Como revelou o Estadão, Juscelino Filho, quando era deputado federal, destinou recursos do Orçamento para asfaltar uma estrada que passa na fazenda de sua família no interior do Maranhão. Depois de assumir o cargo no governo Lula, o ministro usou avião da FAB para ir assistir a leilão de cavalos em São Paulo.

Relatório da Controladoria-Geral da União (CGU) confirmou que a aplicação do dinheiro público no asfaltamento beneficiou diretamente as propriedades de Juscelino e da família do ministro.

"Se ele considera que pode se defender, ocupando (o cargo), fazendo o bom trabalho que está fazendo (no Ministério das Comunicações), é óbvio que é uma questão individual dele", disse Padilha em entrevista ao Estadão/Broadcast. "Eu tenho sentimento de que até agora ele foi se explicar, foi se defender ocupando e exercendo um bom trabalho no Ministério das Comunicações."

Segundo o ministro da articulação política do governo, Juscelino conta com o apoio do presidente Luiz Inácio Lula da Silva para se defender. "Nós vamos sempre primar pela presunção da inocência, até porque a gente já viu muita gente ser injustamente condenada publicamente e depois ser visto que não tinha qualquer responsabilidade sobre aquele fato", afirmou. "O ministro Juscelino conta, não só comigo, mas certamente com o presidente Lula, com todo o espaço para se defender, para poder provar sua inocência."

'Verdade'

Em viagem internacional nesta semana, Lula disse que conversará com o ministro das Comunicações na volta ao País. "Digo para todo mundo, só você sabe a verdade. Se você cometeu erro, reconheça que cometeu. Se não cometeu, brigue pela sua inocência", afirmou o presidente quando desembarcou em Genebra, anteontem.

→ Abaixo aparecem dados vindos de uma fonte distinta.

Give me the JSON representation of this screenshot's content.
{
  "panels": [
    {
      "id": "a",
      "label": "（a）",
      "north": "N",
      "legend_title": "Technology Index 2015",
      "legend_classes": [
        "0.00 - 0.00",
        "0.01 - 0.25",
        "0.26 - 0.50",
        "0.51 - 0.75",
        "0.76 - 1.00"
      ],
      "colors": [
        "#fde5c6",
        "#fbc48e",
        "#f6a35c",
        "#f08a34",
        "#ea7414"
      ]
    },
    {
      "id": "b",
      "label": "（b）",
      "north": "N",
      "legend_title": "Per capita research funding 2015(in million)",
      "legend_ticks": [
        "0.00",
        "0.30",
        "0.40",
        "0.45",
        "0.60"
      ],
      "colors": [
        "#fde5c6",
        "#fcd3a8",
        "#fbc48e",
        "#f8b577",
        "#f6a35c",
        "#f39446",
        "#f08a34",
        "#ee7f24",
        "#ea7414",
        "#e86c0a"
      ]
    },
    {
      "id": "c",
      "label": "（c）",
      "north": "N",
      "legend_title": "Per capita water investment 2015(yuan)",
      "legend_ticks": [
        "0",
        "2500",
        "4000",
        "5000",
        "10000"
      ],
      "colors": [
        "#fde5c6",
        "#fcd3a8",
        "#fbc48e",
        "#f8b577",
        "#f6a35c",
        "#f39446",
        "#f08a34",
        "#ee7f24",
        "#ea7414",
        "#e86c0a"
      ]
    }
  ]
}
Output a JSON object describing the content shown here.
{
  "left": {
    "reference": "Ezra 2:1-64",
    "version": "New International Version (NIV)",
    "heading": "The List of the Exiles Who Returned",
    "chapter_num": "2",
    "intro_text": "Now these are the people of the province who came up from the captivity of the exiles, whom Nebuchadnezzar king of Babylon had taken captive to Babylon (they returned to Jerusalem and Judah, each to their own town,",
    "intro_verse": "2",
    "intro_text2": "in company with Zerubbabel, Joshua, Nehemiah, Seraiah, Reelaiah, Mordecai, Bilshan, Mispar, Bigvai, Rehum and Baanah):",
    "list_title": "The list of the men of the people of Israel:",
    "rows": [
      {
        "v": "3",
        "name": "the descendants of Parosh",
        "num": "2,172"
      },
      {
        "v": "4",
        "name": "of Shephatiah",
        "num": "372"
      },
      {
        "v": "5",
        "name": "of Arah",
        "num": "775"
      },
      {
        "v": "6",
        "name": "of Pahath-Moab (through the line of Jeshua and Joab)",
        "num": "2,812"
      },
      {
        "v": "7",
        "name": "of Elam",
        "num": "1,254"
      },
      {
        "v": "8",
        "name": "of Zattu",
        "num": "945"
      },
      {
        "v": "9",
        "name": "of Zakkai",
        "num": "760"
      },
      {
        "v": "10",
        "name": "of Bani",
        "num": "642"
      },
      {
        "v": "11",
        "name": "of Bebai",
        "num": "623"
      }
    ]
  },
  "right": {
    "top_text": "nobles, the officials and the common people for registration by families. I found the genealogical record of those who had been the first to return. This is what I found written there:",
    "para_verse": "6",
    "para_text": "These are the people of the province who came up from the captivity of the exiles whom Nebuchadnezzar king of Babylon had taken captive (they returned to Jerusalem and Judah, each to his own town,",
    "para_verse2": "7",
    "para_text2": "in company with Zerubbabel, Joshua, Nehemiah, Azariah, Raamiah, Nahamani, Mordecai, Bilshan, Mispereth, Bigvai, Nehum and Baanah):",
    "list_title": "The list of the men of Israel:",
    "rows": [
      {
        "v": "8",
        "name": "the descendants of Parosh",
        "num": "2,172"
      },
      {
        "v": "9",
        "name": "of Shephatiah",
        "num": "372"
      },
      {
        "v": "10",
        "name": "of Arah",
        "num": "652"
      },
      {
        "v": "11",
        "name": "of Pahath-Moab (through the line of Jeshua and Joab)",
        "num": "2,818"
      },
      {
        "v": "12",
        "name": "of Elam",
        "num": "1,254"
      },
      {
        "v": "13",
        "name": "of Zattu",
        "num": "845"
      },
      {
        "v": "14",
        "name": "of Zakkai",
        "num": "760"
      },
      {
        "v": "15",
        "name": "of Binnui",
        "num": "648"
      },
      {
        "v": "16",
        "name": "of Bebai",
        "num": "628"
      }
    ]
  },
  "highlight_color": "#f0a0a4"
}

Em nota divulgada após o indiciamento pela PF, o ministro das Comunicações afirmou que o enquadramento da investigação policial é "uma ação política e previsível" e "parte de uma apuração que distorceu premissas, ignorou fatos e sequer ouviu a defesa sobre o escopo do inquérito". Juscelino alegou ainda que o inquérito da PF "repete o modus operandi da Operação Lava Jato".

O Estadão apurou que o relatório final da investigação cita ainda a suspeita de crimes de falsidade ideológica, frustração de caráter competitivo de licitação e violação de sigilo em licitação, previstos no Código Penal.